July 17, 2023
Dairy producers will have to continue managing their way through low Class III milk prices, ranging between $16.50 and $17 into September, said Ben Buckner, dairy and grains analyst for AgResource Co. Buckner spoke during a recent Professional Dairy Producers Dairy Signal webinar.
“Whether you are talking crude oil, wheat, soybeans, corn or cheese, the global market takes priority over us,” he explained. “It is clear the global cheddar market has not found that price that encourages demand growth, but I do think we are close.”
Buckner said the U.S. market does look very cheap compared to global markets, and he believes the U.S. is positioned for cheese prices to start going up in October when exports of U.S. cheese are expected to rise.
“The U.S. cheddar price is $1.56 per pound in July,” he said. “It was $2.30 a pound one year ago and $2.35 per pound in January.”
A year ago, the U.S. was the dominant exporter of cheese.
Global milk production
“No country in the world was producing more milk than they were the prior year,” Buckner noted. “Ultimately what happened is high prices for milk and cheese encouraged expansion despite high feed costs. I think a lot of the decline in prices has evolved because of the likelihood that things will get better in the next eight to 12 months. That’s up to weather patterns. For now, we don’t have a lot of food stocks globally, so that gives us very changeable markets.”

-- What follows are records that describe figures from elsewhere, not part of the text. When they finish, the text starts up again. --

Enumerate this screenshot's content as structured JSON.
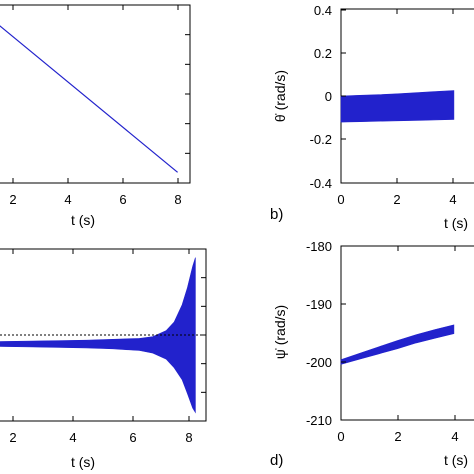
{
  "chart_data": [
    {
      "panel": "a",
      "type": "line",
      "xlim": [
        0,
        8.5
      ],
      "ylim": [
        -1,
        1
      ],
      "x_ticks": [
        "2",
        "4",
        "6",
        "8"
      ],
      "y_ticks": [],
      "xlabel": "t (s)",
      "ylabel": "",
      "panel_label": "",
      "series": [
        {
          "type": "line",
          "color": "#2222cc",
          "x": [
            0,
            8
          ],
          "y": [
            0.95,
            -0.88
          ]
        }
      ]
    },
    {
      "panel": "b",
      "type": "line",
      "xlim": [
        0,
        8.5
      ],
      "ylim": [
        -0.4,
        0.4
      ],
      "x_ticks": [
        "0",
        "2",
        "4"
      ],
      "y_ticks": [
        "0.4",
        "0.2",
        "0",
        "-0.2",
        "-0.4"
      ],
      "xlabel": "t (s)",
      "ylabel": "θ̇ (rad/s)",
      "panel_label": "b)",
      "series": [
        {
          "type": "band",
          "color": "#2222cc",
          "x": [
            0,
            1,
            2,
            3,
            4,
            5,
            6
          ],
          "upper": [
            0.0,
            0.003,
            0.006,
            0.01,
            0.015,
            0.02,
            0.025
          ],
          "lower": [
            -0.12,
            -0.118,
            -0.116,
            -0.114,
            -0.112,
            -0.11,
            -0.108
          ]
        }
      ]
    },
    {
      "panel": "c",
      "type": "line",
      "xlim": [
        0,
        8.5
      ],
      "ylim": [
        -1,
        1
      ],
      "x_ticks": [
        "2",
        "4",
        "6",
        "8"
      ],
      "y_ticks": [],
      "xlabel": "t (s)",
      "ylabel": "",
      "panel_label": "",
      "series": [
        {
          "type": "band",
          "color": "#2222cc",
          "x": [
            0,
            2,
            4,
            5,
            6,
            6.5,
            7,
            7.3,
            7.6,
            7.8,
            8.0,
            8.1
          ],
          "upper": [
            -0.08,
            -0.07,
            -0.06,
            -0.05,
            -0.04,
            -0.02,
            0.05,
            0.15,
            0.35,
            0.55,
            0.8,
            0.9
          ],
          "lower": [
            -0.13,
            -0.14,
            -0.15,
            -0.16,
            -0.18,
            -0.21,
            -0.28,
            -0.38,
            -0.52,
            -0.68,
            -0.85,
            -0.9
          ]
        },
        {
          "type": "hline",
          "color": "#000000",
          "dashed": true,
          "y": 0
        }
      ]
    },
    {
      "panel": "d",
      "type": "line",
      "xlim": [
        0,
        8.5
      ],
      "ylim": [
        -210,
        -180
      ],
      "x_ticks": [
        "0",
        "2",
        "4"
      ],
      "y_ticks": [
        "-180",
        "-190",
        "-200",
        "-210"
      ],
      "xlabel": "t (s)",
      "ylabel": "ψ̇ (rad/s)",
      "panel_label": "d)",
      "series": [
        {
          "type": "band",
          "color": "#2222cc",
          "x": [
            0,
            1,
            2,
            3,
            4,
            5,
            6
          ],
          "upper": [
            -199.6,
            -198.5,
            -197.4,
            -196.3,
            -195.3,
            -194.4,
            -193.6
          ],
          "lower": [
            -200.4,
            -199.5,
            -198.6,
            -197.7,
            -196.7,
            -195.9,
            -195.1
          ]
        }
      ]
    }
  ]
}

While milk production in the U.S. has only risen one-half of 1%, global supplies of milk are on the rise.
“Europe is increasing milk production because corn from Ukraine has been cheap during the war, and that is boosting milk production a lot more than we thought,” Buckner said. “The big surprise is Australia, who, for the first time in two years, has been able to grow milk production year over year, and New Zealand has been growing milk production for the past couple months.”
Because there is a surplus of milk globally, Buckner said countries looking to buy dairy products are in the driver’s seat.
“If you are a country or an end user looking for any kind of dairy products, unlike last year, you have competition for supply — you’re not forced to come to the U.S. market,” he said. “It’s been a pretty big shift.”
Buckner thinks rising interest rates have impacted global dairy consumption during the past year. Interest rates in the U.S. rose from 0% to 5% between July 2022 and July 2023.
“In addition to car loans and home mortgages, I suspect higher interest rates are affecting dairy consumption. Restaurant traffic has been steady to lower in the U.S. this summer, and likely some people in the world who put cream in their coffee may not be adding it to their coffee every day,” he said. “I suspect that is affecting consumption.”
Strong beef consumption
“We are seeing very, very high dairy cow slaughter rates,” Buckner said. “We’re likely going to see record beef prices for at least the next six months.”
Buckner believes the dairy cow slaughter could end up 8% to 10% higher than last year. He said dairy farmers will feel added pressure to raise more dairy-beef.
“Clearly the beef market is sending a signal to expand no matter what the cost of feed is or what pasture ratings are,” he explained. “I think dairy cow slaughter will remain high through the end of the year.”